At a positive gun dog event in Seattle, an instructor took From foraging for truffles. If you wondering what positive gun-dog training is, From describes her way of positive gun-dog training on positivegundogsmn.com, “PGDM is a professional resource for learning, growing and training your field sport dog using positive reward based training methods.”
Minnesota is not noted for truffles, morels are another story.
“[The instructor] said, ‘Why not morels? You have morel mushrooms in Minnesota,’ “ From said. “The first class was supposed to be in person, but it had to be remote. All the classes were full in the spring [of 2020].”
From is now doing a live class during April in Minnesota.
“Original plan was to stick to morels and chanterelles,” From said. “Intro is better with one and morels are obviously the most popular.
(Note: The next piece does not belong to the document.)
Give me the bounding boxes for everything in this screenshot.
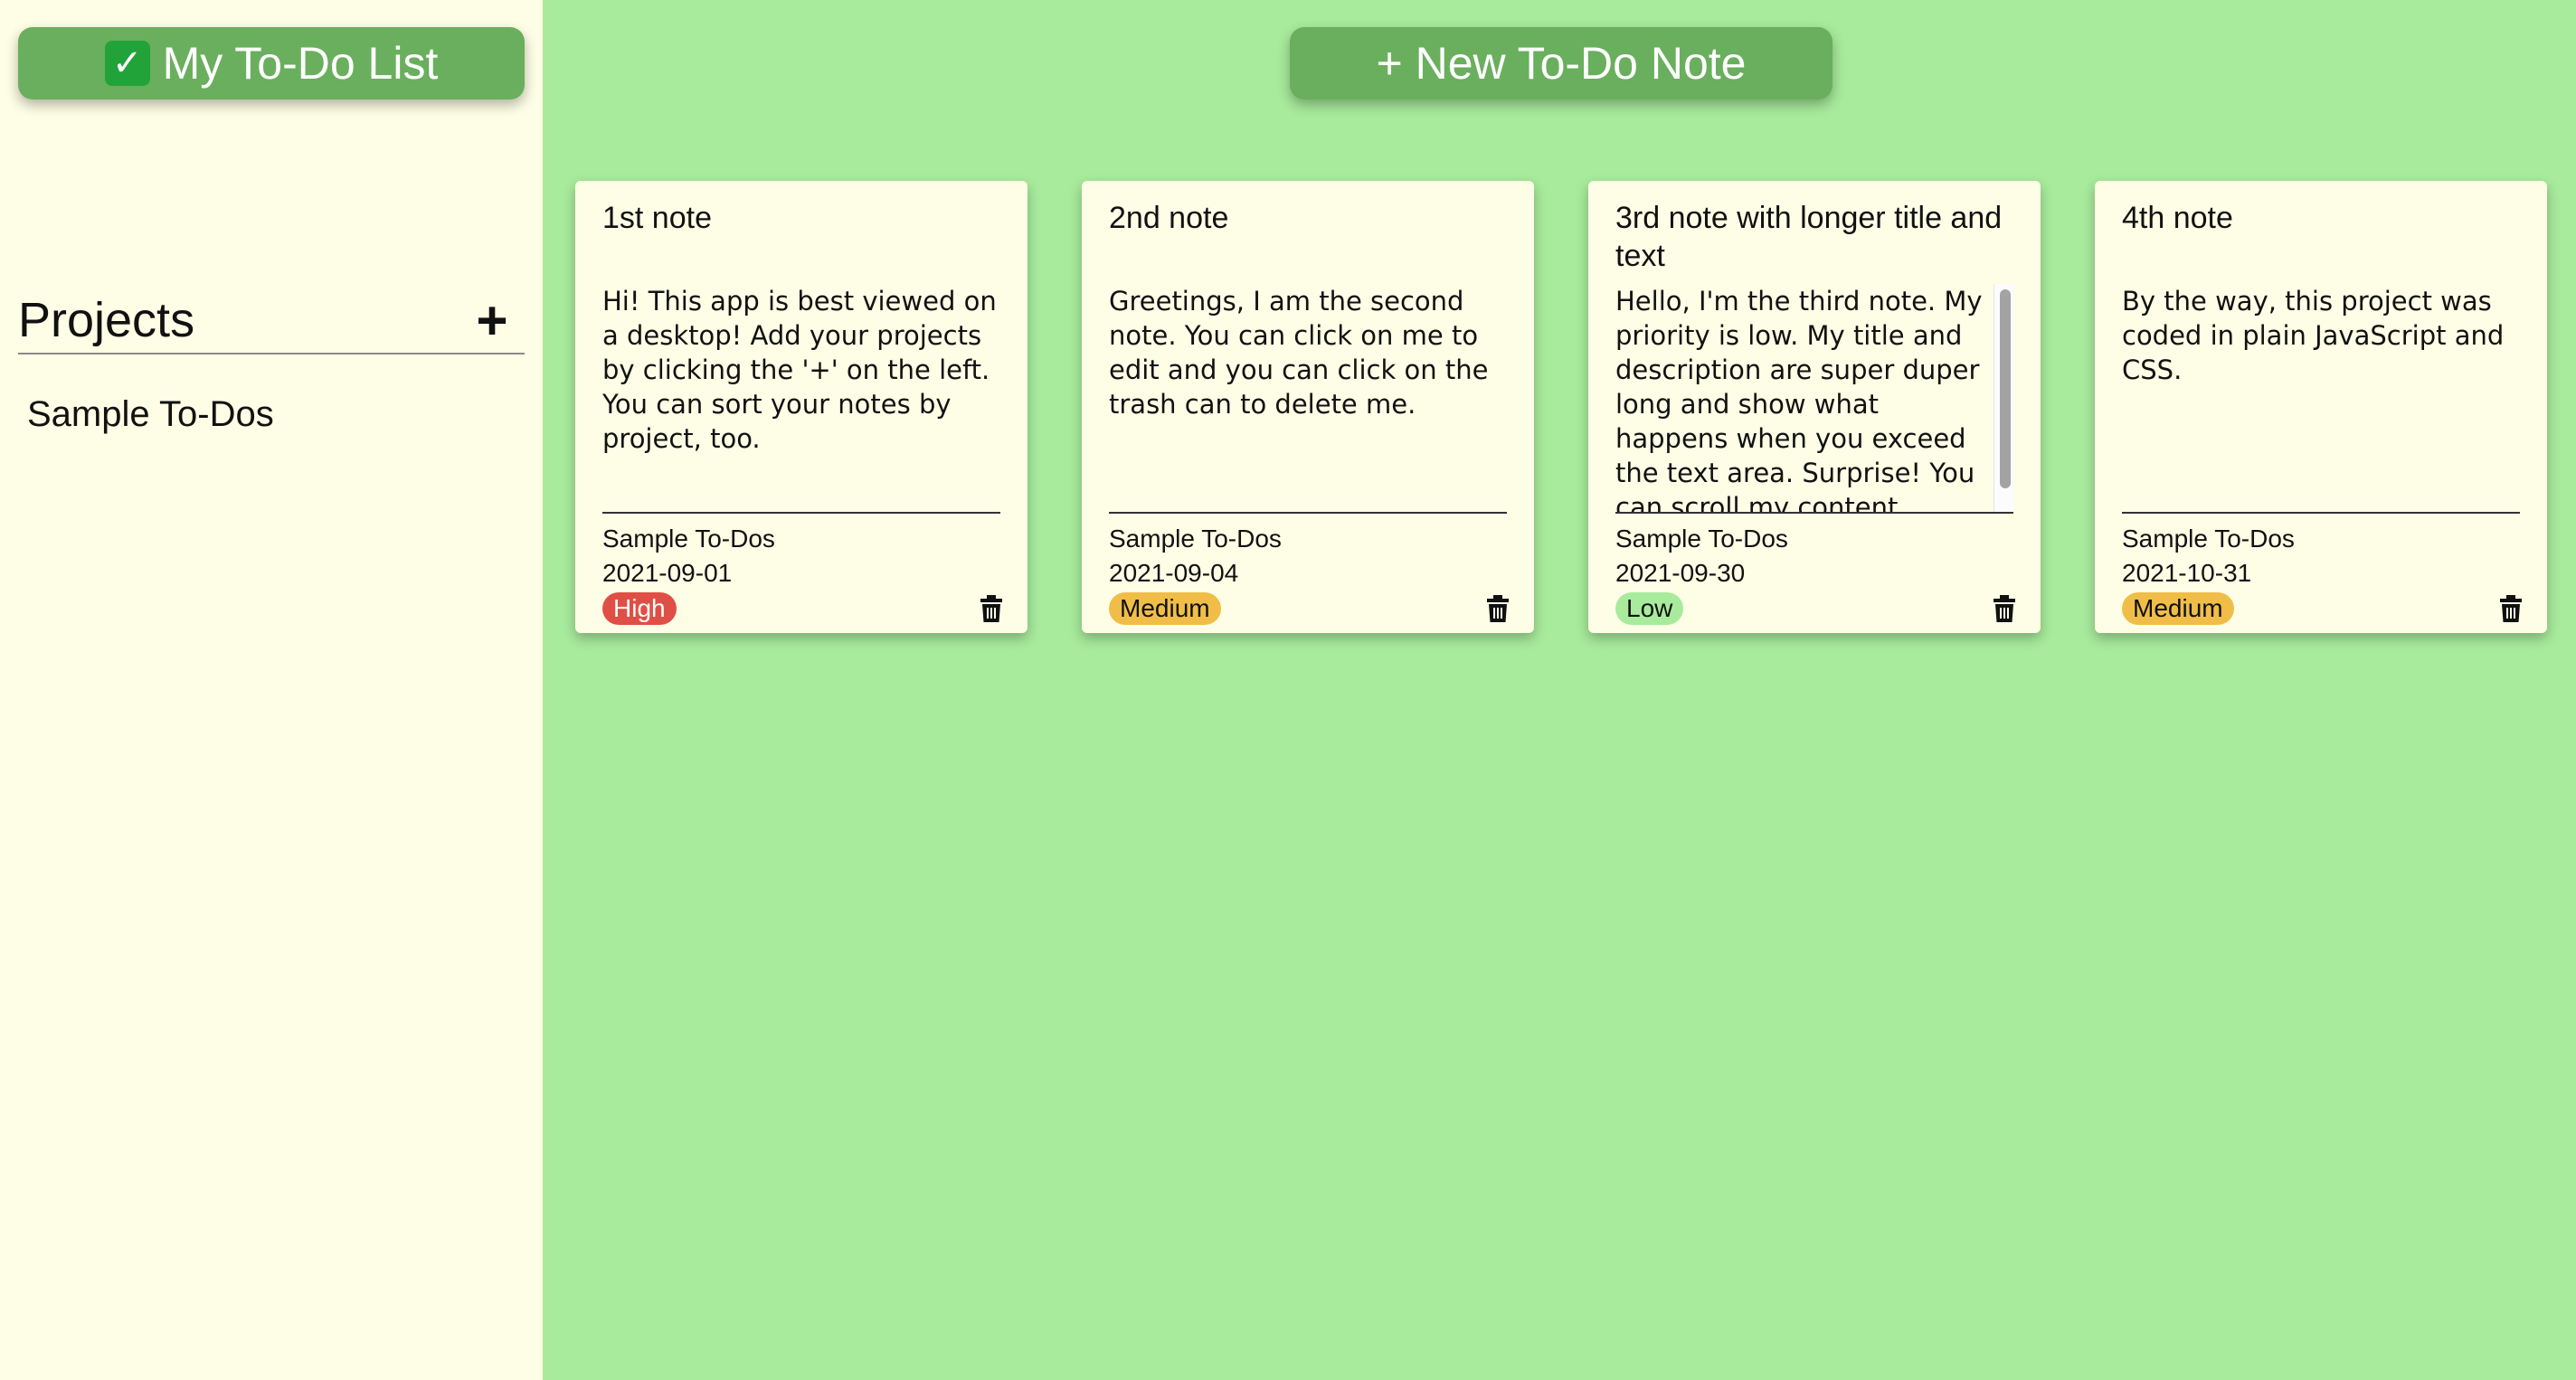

I am sticking with morels.”
Chanterelles are another popular wild mushroom for foragers.
The future could hold more advanced classes.
“At the end of class, we go out with a forager and find morels,” From said. “He took us out where he knew morels were. That is the fun part.”
Morel-dog classes are seasonal, as in spring when morels are around.
Can your dog be trained to find morels?
“I found that in the class, you would be surprised, any kind of dog can do it that does nose work,” From said. “The hard part for the mushroom dogs is to leave them alone.”
The dogs are trained to recognize the morels by scent. When they hit the right scent, they are trained to lay down or sit next to it to indicate they have found morels.”
In that regard, it is similar to any nose work with other dogs.
“Harder part is taking them to the field compartment,” From said. “It is distracting.”
She asks that dogs have a basic manners class before taking foraging, morel-hunting or shed-hunting classes.
The class costs $165. From just posted a remote live class for Tuesday nights, April 17 to May 18. which Sun-Times readers could join. Sign-up details and information for both morel-hunting and shed-hunting classes are at positivegundogsmn.com.